A one-dimensional model was used to estimate the reduction in gas
(air in this instance) flow rate into vertical fluid conduit 430 at
lower end 430A from an initial gas flow rate of approximately 26.5
barrels per minute (bpm) in response to the pumping of liquid
(water in this instance) into vertical fluid conduit 430 at
interception point 433 at a liquid flow rate of approximately 1.64
gpm. As shown in graph 450 FIG. 18, the one-dimensional model
predicted the gas fluid flow 452 would decline by approximately 50%
(from 26.5 bpm to approximately 13.3 bpm) in response to pumping
the liquid flow 454 into the vertical fluid conduit 430 at
approximately 1.64 gpm. Additionally, a three-dimensional CFD model
(e.g., three-dimensional CFD model 250 shown in FIG. 5) was also
used to estimate the reduction in gas flow rate into vertical fluid
conduit 430 from an initial gas flow rate of approximately 26.5 bpm
in response to the pumping of liquid into vertical fluid conduit
430 at a liquid flow rate of approximately 1.64 gpm. As shown in
graph 460 of FIG. 19, the three-dimensional CFD model predicted the
gas fluid flow 462 would decline by approximately 90% (from 26.5
bpm to approximately 2.7 bpm) in response to pumping liquid into
the vertical fluid conduit 430 at approximately 1.64 gpm.

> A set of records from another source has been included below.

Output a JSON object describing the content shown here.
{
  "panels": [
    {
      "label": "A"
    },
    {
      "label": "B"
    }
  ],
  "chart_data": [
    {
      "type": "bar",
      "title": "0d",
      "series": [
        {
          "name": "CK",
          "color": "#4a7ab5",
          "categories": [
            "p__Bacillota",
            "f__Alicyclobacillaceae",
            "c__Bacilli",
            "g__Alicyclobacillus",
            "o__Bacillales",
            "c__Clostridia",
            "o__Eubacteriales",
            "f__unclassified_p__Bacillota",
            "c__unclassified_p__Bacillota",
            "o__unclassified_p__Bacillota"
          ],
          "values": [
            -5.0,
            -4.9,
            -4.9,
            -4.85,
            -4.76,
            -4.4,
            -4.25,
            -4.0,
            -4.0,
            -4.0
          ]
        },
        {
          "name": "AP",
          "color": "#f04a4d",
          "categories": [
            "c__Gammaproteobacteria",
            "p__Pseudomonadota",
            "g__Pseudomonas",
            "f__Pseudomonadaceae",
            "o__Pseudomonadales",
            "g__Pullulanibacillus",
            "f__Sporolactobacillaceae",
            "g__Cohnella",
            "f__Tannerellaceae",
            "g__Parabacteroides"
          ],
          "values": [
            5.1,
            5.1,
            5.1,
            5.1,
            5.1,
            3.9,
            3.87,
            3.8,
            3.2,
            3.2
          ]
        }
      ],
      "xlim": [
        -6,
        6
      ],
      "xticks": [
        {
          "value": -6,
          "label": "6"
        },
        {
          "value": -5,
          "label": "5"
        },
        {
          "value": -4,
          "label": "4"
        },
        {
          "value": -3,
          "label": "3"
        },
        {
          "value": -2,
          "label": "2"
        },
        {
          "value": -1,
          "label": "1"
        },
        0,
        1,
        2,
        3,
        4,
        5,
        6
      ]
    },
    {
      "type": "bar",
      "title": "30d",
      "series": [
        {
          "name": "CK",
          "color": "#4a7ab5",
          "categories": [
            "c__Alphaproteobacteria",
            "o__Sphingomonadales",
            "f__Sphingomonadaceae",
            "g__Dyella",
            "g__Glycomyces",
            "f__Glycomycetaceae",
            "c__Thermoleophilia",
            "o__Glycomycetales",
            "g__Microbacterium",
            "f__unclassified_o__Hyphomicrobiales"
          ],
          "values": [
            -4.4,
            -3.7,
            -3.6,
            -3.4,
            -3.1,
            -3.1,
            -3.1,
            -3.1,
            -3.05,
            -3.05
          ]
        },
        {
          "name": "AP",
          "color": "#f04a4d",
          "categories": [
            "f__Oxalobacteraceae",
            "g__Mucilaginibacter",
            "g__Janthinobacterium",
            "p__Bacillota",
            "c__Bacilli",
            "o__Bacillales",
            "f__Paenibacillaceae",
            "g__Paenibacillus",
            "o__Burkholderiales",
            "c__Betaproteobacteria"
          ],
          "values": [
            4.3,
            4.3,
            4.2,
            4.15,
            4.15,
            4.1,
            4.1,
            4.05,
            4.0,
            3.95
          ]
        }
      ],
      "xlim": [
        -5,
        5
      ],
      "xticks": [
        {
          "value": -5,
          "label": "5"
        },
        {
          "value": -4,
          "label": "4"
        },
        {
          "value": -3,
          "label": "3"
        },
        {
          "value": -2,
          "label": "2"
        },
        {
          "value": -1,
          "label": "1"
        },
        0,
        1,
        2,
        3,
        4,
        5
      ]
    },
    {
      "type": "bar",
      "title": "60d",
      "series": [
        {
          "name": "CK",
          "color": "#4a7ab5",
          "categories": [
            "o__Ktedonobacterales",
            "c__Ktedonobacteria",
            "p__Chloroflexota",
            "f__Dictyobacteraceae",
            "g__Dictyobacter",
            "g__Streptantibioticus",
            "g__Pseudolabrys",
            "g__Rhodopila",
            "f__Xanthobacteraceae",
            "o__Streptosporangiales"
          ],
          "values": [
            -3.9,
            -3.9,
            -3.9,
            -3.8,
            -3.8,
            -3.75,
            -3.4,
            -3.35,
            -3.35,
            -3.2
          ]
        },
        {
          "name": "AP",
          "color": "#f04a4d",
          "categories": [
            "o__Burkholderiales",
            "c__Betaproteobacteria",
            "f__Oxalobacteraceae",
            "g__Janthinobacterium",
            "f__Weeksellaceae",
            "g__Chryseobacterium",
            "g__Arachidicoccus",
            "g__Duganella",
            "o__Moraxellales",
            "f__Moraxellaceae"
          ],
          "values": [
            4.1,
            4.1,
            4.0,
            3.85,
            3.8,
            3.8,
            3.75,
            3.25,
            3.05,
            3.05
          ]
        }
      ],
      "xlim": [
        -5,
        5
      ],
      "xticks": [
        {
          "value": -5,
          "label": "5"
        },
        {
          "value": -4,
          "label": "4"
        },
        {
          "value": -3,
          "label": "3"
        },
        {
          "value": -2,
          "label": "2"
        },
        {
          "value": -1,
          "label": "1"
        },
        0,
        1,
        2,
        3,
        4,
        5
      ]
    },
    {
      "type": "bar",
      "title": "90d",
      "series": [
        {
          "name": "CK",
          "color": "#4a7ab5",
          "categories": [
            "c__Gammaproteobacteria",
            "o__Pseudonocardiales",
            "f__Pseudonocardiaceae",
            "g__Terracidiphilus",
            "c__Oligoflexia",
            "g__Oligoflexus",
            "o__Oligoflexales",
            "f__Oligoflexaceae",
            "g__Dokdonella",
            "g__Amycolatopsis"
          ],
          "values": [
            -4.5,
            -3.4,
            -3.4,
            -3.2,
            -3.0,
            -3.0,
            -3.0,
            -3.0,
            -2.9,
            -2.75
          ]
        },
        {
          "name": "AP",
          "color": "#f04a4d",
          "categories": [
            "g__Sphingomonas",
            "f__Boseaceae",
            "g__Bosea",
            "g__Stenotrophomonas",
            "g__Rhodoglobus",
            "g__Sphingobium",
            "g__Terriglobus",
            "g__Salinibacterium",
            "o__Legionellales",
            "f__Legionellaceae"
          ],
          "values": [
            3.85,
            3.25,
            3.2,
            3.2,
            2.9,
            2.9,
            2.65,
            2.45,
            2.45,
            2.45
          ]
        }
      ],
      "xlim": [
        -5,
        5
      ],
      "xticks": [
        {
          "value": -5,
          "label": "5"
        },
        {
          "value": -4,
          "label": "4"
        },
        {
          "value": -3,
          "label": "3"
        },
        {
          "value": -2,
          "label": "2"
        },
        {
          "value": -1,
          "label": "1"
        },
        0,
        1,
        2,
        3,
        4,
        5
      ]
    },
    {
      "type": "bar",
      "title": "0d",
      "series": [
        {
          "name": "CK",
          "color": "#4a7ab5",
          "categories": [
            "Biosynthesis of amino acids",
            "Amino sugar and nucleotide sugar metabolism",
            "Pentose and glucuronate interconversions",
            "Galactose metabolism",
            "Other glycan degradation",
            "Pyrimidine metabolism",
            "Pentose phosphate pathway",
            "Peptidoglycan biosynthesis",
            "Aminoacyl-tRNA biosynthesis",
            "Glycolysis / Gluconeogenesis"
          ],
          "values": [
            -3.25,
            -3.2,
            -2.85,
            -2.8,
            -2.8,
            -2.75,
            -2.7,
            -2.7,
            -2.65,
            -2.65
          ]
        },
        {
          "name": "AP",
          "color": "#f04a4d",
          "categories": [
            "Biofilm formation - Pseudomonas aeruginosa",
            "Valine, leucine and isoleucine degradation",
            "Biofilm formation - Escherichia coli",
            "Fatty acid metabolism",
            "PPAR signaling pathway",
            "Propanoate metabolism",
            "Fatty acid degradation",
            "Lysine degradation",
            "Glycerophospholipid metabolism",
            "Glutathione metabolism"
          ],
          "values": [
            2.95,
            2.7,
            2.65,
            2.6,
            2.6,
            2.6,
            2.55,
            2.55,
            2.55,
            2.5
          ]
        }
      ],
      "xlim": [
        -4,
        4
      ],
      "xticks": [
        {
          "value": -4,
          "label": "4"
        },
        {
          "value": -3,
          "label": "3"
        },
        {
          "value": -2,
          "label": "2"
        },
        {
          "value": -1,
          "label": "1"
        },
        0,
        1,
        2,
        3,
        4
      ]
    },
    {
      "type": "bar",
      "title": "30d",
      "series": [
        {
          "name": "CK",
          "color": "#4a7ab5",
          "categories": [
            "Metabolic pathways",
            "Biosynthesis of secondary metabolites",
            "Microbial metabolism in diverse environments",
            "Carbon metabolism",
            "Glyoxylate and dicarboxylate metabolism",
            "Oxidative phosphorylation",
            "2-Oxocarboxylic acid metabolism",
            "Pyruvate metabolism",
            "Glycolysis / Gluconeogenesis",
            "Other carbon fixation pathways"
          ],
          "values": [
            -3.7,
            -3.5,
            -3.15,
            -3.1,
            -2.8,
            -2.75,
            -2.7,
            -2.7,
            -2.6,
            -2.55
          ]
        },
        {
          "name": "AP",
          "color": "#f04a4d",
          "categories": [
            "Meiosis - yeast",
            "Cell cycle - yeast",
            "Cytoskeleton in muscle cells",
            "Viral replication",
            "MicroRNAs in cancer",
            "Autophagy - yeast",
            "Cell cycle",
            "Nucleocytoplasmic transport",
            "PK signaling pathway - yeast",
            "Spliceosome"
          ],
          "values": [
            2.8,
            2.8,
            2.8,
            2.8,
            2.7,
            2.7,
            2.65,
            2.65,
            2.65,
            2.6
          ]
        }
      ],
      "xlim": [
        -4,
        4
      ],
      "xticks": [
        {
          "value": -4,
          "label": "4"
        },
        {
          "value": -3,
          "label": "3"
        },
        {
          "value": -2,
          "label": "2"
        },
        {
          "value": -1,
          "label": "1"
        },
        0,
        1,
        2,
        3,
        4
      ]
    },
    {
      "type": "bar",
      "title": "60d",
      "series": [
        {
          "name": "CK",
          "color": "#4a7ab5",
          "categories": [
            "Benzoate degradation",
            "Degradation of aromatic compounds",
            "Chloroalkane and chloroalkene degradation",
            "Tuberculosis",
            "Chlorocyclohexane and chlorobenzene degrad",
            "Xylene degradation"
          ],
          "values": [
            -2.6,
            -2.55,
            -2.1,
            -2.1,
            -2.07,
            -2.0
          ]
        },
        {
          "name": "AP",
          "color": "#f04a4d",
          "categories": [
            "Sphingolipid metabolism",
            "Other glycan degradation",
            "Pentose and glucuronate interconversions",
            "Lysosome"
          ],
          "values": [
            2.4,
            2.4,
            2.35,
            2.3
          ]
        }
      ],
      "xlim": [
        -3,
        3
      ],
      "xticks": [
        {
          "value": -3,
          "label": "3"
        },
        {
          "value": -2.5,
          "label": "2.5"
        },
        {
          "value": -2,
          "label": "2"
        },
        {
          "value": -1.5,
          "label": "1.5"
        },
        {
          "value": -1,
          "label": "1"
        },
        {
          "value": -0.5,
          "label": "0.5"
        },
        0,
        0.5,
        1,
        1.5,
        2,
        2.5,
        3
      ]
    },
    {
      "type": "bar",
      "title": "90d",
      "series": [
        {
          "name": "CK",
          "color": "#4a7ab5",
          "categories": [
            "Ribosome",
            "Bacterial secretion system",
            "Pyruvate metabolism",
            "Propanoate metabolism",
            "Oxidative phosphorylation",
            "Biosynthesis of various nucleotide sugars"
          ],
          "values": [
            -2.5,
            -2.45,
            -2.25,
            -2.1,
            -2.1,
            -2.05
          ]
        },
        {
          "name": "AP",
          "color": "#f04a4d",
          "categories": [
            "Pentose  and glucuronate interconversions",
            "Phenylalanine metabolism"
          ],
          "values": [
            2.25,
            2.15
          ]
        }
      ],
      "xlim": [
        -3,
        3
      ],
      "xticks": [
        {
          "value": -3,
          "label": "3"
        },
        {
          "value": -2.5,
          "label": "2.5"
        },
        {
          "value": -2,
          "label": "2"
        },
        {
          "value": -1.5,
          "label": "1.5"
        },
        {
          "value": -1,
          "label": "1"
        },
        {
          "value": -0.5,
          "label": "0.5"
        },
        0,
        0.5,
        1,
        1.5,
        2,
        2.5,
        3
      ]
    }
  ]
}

Following the estimations performed by the one-dimensional model
(illustrated by graph 450 of FIG. 18) and the three-dimensional CFD
model (illustrated by graph 460 of FIG. 19), air was first pumped
into the lower end 430A of vertical fluid conduit 430 at
approximately 26.5 bpm, and subsequently water was pumped into
vertical fluid conduit 430 at interception point 433 at
approximately 1.64 bpm.
TABLE-US-00001 TABLE 1 Gas (Air) Flow (bpm) 26.5 Air mass flow .22
(pounds/second) Air velocity (feet/second) 115 Liquid (Water) Flow
(bpm) 1.64 Kill fluid velocity (feet/second) 6.9 % Gas Flow
Reduction 98
As shown above in Table 1, which includes additional parameters of
the exemplary test that was performed using test system 400, the
actual reduction in air flow rate into vertical fluid conduit 430
in response to the pumping of water into vertical fluid conduit 430
at 1.64 bpm was 98%. Thus, the reduction in gas flow predicted by
the three-dimensional CFD model (90%) was only 8% off of the actual
reduction in gas flow measured by the sensor assembly 444 coupled
to setting tank 442, whereas the reduction in gas flow predicted by
the one-dimensional model (50%) underestimated the reduction in gas
flow into vertical fluid conduit 430 by approximately 48%. Thus,
the test performed using test system 400 confirmed that, in at
least some applications, the three-dimensional CFD model (e.g.,
three-dimensional CFD model 250 shown in FIG. 5) was more accurate
than the conventional one-dimensional model when predicting the
reduction in fluid flow from a simulated target wellbore (e.g., the
flow of air into the lower end 430A of vertical fluid conduit 430
from gas conduit 406) in response to the influx of a kill fluid
flow from a simulated relief wellbore (e.g., the flow of water into
vertical fluid conduit 430 from liquid conduit 424).